Monet was not so lucky, says Caroline: “He had a very miserable time during his exile and in seven or eight months he only painted six works. He probably didn’t have the money for artists’ materials.”
The French artists who came to London found support in various ways.
Informally, their scene was centred around Soho, which became known as the “French ghetto”; their cafes and restaurants like the Café Royal and Maison Bertaux are still there today.
Formal support came from educators and dealers, who are vital to the Tate’s new exhibition.
A key figure was painter Alphonse Legros, professor of fine art at the Slade School in London.
“He had been in London for some time,” says Caroline, “and already had an artistic network that included the Pre-Raphaelites and patrons such as George Howard, ninth Earl of Carlisle, whom he introduced to sculptor Aimé-Charles Dalou.”
He was even commissioned by Queen Victoria to make a memorial sculpture to her grandchildren who had died in infancy for her private chapel in Windsor.
Art dealer Paul Durand-Ruel was also a key figure in London.
He moved there and opened a gallery in 1870, championing fellow exiles and purchasing 5,000 of their works himself, saving the artists from penury.
But they were not an easy sell to the London art scene, with Monet later reflecting: “England did not want any of our paintings.
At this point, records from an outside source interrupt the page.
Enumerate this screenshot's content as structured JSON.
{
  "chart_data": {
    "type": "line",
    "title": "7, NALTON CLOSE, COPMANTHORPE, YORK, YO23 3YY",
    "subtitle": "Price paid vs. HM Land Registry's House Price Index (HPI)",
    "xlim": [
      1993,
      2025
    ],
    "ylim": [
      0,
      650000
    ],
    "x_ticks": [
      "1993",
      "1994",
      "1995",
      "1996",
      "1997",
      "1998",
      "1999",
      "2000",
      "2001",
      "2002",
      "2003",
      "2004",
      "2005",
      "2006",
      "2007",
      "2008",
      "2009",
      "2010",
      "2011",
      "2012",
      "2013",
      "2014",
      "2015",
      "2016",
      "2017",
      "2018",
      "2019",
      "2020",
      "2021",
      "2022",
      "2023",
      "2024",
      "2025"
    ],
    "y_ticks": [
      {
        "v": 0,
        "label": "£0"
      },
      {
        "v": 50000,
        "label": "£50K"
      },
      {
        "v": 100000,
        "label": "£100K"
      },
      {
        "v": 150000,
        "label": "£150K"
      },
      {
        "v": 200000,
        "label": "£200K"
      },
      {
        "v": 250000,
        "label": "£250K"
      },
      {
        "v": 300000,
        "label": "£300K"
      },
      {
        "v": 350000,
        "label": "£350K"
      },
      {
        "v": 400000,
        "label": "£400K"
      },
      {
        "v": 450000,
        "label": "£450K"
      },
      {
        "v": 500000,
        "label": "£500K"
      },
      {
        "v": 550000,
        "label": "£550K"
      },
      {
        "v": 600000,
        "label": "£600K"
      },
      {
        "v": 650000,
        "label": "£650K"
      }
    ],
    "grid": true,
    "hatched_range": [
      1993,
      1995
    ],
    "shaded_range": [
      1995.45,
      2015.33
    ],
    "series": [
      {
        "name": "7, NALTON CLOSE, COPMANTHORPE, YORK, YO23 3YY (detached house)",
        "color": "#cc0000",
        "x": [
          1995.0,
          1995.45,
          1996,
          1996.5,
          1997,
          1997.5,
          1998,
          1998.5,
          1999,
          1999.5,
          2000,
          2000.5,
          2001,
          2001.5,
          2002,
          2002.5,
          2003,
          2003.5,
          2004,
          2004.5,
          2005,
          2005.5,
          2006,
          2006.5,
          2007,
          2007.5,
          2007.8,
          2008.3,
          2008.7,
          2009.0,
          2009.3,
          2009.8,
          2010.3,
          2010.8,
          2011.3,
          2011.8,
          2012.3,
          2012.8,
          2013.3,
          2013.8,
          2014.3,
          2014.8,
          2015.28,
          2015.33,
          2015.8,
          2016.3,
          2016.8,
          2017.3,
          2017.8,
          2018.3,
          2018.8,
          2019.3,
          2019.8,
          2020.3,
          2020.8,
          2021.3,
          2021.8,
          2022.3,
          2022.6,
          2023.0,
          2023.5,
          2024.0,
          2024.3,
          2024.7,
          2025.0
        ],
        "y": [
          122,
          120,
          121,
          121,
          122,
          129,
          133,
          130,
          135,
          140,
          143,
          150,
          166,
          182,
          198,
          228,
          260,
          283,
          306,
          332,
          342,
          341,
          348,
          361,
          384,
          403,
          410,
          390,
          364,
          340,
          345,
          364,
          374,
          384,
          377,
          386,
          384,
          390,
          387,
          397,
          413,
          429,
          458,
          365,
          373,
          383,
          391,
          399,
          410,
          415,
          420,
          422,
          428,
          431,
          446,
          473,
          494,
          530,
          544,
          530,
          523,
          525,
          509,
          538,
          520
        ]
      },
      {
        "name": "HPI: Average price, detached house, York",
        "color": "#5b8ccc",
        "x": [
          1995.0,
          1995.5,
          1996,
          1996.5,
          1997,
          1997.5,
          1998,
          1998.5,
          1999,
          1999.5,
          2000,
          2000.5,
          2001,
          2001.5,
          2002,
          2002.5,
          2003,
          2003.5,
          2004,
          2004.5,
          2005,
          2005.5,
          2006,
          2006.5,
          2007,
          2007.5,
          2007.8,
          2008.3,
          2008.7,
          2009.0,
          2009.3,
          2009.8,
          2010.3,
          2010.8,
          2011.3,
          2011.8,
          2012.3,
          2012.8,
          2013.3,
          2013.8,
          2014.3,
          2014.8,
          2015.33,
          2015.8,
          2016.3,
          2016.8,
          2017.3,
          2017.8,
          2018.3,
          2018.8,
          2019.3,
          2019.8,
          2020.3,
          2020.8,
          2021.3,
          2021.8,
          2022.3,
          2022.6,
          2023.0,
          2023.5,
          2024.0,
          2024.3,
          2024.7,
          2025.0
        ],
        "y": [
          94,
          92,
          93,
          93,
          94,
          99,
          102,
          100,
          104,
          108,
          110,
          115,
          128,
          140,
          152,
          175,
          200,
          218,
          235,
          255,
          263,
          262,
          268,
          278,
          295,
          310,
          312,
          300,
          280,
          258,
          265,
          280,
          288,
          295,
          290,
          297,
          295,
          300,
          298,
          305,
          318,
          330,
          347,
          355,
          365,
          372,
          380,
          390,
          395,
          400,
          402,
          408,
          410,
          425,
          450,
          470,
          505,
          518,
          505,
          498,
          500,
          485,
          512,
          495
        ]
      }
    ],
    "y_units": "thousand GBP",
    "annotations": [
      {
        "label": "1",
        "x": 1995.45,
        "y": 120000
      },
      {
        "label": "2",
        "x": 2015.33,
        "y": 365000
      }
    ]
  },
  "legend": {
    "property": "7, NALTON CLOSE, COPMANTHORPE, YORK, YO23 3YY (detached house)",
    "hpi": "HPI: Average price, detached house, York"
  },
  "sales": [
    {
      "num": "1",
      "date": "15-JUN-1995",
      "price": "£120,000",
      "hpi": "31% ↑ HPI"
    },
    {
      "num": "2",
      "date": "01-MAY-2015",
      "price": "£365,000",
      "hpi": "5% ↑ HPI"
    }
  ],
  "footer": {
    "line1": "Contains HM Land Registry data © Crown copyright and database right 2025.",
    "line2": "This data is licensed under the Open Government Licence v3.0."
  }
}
It was tough.”
Yet the French artists found inspiration in their London exile, painting wonderful landscapes, pictures that showed London’s lively social life and changing industries.
Pissaro’s Kew saw classes walking together in the park, something not seen in Paris
They keenly observed British social and cultural life, from Tissot’s paintings of the rich at leisure to ordinary people taking a walk in the park.
Pisarro’s Kew Green and Monet’s Hyde Park show all classes at leisure together and walking on the grass – something that would not have happened in the Paris of the time.
One of the show’s highlights is the presentation of six of Monet’s views of the Houses of Parliament, which he painted after he returned to France and had become very successful.
He could afford to stay at the London Savoy this time.
Monet was another acclaimed artist who fled to London
These pictures were painted in the evening, from a viewpoint on a terrace at St Thomas’ Hospital overlooking the Thames.
For all his lack of success when living in London, the Paris exhibition that Monet held of the 37 views he painted of the River Thames in 1904 was the most successful and profitable of his career so far.
He considered the Thames paintings to be some of his most important and technically challenging, showing the changing light and looming fog over the river.
“What I like most of all in London is the fog,” he wrote. “It is the fog that gives London its marvellous breadth. Its regular massive blocks become grandiose in this mysterious cloak.”